Just as they were about to turn in they thought they heard a phonograph going, and as “music hath charms to soothe the savage breast” they went down into the big hall to be soothed.
While in pre-Klondike days it was of nightly occurrence to find four or five hundred people gathered in the hall, there were now congregated perhaps some twenty-five or thirty men, and these were made up of Americans, French-Canadians, Indians, half-breeds, and a Chinaman or two, to say nothing of the bear.
A few of those who composed this agglomeration of humanity, were the scum of the earth but most of them were men of strong character and sterling worth. Considering that they were on the very edge of things they were bound to be a rough and ready lot but taken all in all they were well behaved and peaceably inclined—all except one and he was Black Pete.
While the crowd by no means filled the void of the big hall, still it breathed enough of life into the stagnated atmosphere to take off the sharp edges of their lonesomeness.
Now instead of a phonograph they discovered that the source of the music originated in a tall, rangy miner with a big bushy mustache, who was sitting on the platform and sawing away on a fiddle as if his whole soul was in it.
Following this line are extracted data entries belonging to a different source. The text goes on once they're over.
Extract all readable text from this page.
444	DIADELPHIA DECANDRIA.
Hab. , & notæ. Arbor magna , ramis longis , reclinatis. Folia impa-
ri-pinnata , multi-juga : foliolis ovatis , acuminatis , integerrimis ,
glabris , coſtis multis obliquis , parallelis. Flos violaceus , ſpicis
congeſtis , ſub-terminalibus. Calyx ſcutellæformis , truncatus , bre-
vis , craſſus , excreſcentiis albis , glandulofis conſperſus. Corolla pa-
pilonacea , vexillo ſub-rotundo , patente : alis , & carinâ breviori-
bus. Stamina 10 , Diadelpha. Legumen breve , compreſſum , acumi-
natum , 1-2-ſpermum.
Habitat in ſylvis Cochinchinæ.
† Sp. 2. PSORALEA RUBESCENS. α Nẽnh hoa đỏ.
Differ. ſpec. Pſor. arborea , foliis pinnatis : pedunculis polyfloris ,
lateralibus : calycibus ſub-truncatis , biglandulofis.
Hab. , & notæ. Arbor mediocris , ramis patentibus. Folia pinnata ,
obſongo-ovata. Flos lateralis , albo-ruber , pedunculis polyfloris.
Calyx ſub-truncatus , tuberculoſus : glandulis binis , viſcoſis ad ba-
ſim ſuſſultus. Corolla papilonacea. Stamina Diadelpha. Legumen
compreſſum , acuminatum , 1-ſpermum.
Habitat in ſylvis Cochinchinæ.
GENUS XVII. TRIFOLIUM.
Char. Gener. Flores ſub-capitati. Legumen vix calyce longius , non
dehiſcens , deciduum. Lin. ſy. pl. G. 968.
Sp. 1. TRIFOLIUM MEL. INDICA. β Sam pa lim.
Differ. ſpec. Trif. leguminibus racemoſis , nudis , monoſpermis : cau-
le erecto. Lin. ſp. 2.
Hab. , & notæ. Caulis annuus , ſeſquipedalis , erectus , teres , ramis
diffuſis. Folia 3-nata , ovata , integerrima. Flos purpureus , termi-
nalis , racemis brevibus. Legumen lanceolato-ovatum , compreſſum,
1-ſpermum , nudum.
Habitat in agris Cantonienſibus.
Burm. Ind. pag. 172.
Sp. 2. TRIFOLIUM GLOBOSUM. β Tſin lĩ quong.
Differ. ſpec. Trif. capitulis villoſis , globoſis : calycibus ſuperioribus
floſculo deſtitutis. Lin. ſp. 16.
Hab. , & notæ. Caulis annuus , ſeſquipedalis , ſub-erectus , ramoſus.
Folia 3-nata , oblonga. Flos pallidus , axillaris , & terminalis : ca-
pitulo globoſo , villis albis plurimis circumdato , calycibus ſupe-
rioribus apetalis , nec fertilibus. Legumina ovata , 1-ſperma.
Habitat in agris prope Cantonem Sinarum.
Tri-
Near the platform some kind of a disturbance was going on around which the onlookers had formed themselves into a ring. Whatever it was they were greatly interested and from the roars of laughter they were evidently enjoying it hugely.
Jack and Bill elbowed their way deep enough into the ring to see what the frolic was and what they saw they concluded was about as good as an act in a side-show. In a word it was a team of dancers executing with great precision and solemnity the “bear-trot”, or “bear-hug”, or “bear-something-or-other”, for a young French-Canadian and a big brown bear, who stood erect on his hind legs, when he was as tall as his keeper, were executing a most ludicrous, albeit, a lumbering sort of dance.